Rien de révolutionnaire pour un garçon qui, malgré les apparences, n’a pas forcément un « gros moteur » dans le sens où ses chiffres n’ont rien d’extraordinaire, confirme l’entraîneur. « Avec lui, c’est un peu particulier. Sa VO2 max est bonne comme chez la plupart des coureurs de classiques, il est autour de 65 à 67 ml/min/ kg. Au niveau des watts, cela dépend un peu du protocole utilisé, mais son FTP (sa puissance au seuil fonctionnel) se situe probablement entre 430 et 440 watts. Il pèse environ 71 ou 72 kg, ce qui représente environ 6 watts par kilo. »
Arrivé sur le tard dans le cyclisme professionnel (en 2023), ce diplômé en génie climatique de 26 ans bouffe donc du bitume avec un enthousiasme assez communicatif. « Il ne dit jamais non quand on demande qui veut aller dans les échappées, il aime la compétition.

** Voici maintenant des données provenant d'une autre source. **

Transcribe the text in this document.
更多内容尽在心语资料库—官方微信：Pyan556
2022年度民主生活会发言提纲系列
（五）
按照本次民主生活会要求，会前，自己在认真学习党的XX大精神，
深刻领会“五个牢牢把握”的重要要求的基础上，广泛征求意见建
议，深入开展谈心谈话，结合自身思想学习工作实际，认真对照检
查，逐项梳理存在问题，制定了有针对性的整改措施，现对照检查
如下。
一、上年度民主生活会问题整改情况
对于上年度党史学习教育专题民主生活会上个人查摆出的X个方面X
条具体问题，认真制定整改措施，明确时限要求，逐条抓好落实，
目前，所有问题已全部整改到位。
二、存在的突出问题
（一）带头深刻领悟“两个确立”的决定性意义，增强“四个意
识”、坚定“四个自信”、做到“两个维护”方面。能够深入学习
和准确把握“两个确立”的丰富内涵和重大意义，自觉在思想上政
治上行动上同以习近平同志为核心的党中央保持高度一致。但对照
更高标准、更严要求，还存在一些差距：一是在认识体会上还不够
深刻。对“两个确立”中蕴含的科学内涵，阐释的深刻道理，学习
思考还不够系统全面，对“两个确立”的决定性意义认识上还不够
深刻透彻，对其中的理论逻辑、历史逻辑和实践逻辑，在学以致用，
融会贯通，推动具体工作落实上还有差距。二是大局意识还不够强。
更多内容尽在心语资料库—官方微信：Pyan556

L’hiver, quand on dessine le calendrier, il dit “moi ! moi ! moi !” à chaque course qu’on propose (rires). Pour Liège-Bastogne-Liège, on lui a téléphoné au dernier moment. Il nous a répondu: “On ne dit pas non à un Monument. Mais je pourrais aller dans l’échappée?” On n’avait pas vraiment de leader, alors on lui a dit oui ». Il a terminé à la 79e place après 166 km à l’avant.
Des vacances qu’il passe aussi à vélo
L’équipe s’adapte ainsi plus à lui que l’inverse et son entraîneur n’y coupe pas, notamment en raison des vacances qu’il passe à vélo et dont Vermeire n’imagine pas le priver même si, la saison dernière, le coursier a passé seulement cinq ou six jours sans monter sur sa bécane. « En tant qu’entraîneur, ce n’est pas normal de ne jamais faire de vraie pause. Cela dit, nous avons mis en place un système de mini-pauses. Par exemple, après le Tour de France, il prendra quatre ou cinq jours de repos, puis il reprendra tranquillement. En bikepacking, il roule autour de 180 watts, donc c’est vraiment très facile pour lui. Mais il est intelligent avec ça. Il fait ses trente-quatre à trente-cinq heures par semaine, toujours à très faible intensité. »
Moins exotiques mais plus intenses, ses sorties du côté de Lorient où « il préfère toujours le plat aux bosses » (Barguil) suivent le programme de son coach « assez classique. Il roule à 80 % entre 260 et 270 watts et à cette puissance, il est totalement à l’aise. Avant le Tour, où il y a davantage de montagne, on a mis un peu plus l’accent sur le FTP et l’endurance et un peu moins sur le VO₂ qu’on garde pour les classiques ».
La recette fonctionne, le Breton a débuté sa saison le 20 janvier et il cumule déjà soixante-sept jours de courses pour 10 166 km, répartis sur des épreuves d’une semaine (Santos Tour Down Under, Tour d’Oman où il a remporté une étape, Tour UAE, Tour de Catalogne, Tour du Pays Basque, Tour du Hainan, le Tour Auvergne - Rhône-Alpes), sans oublier la Grande Boucle où l’irréductible Breton résiste encore et toujours à l’ennui.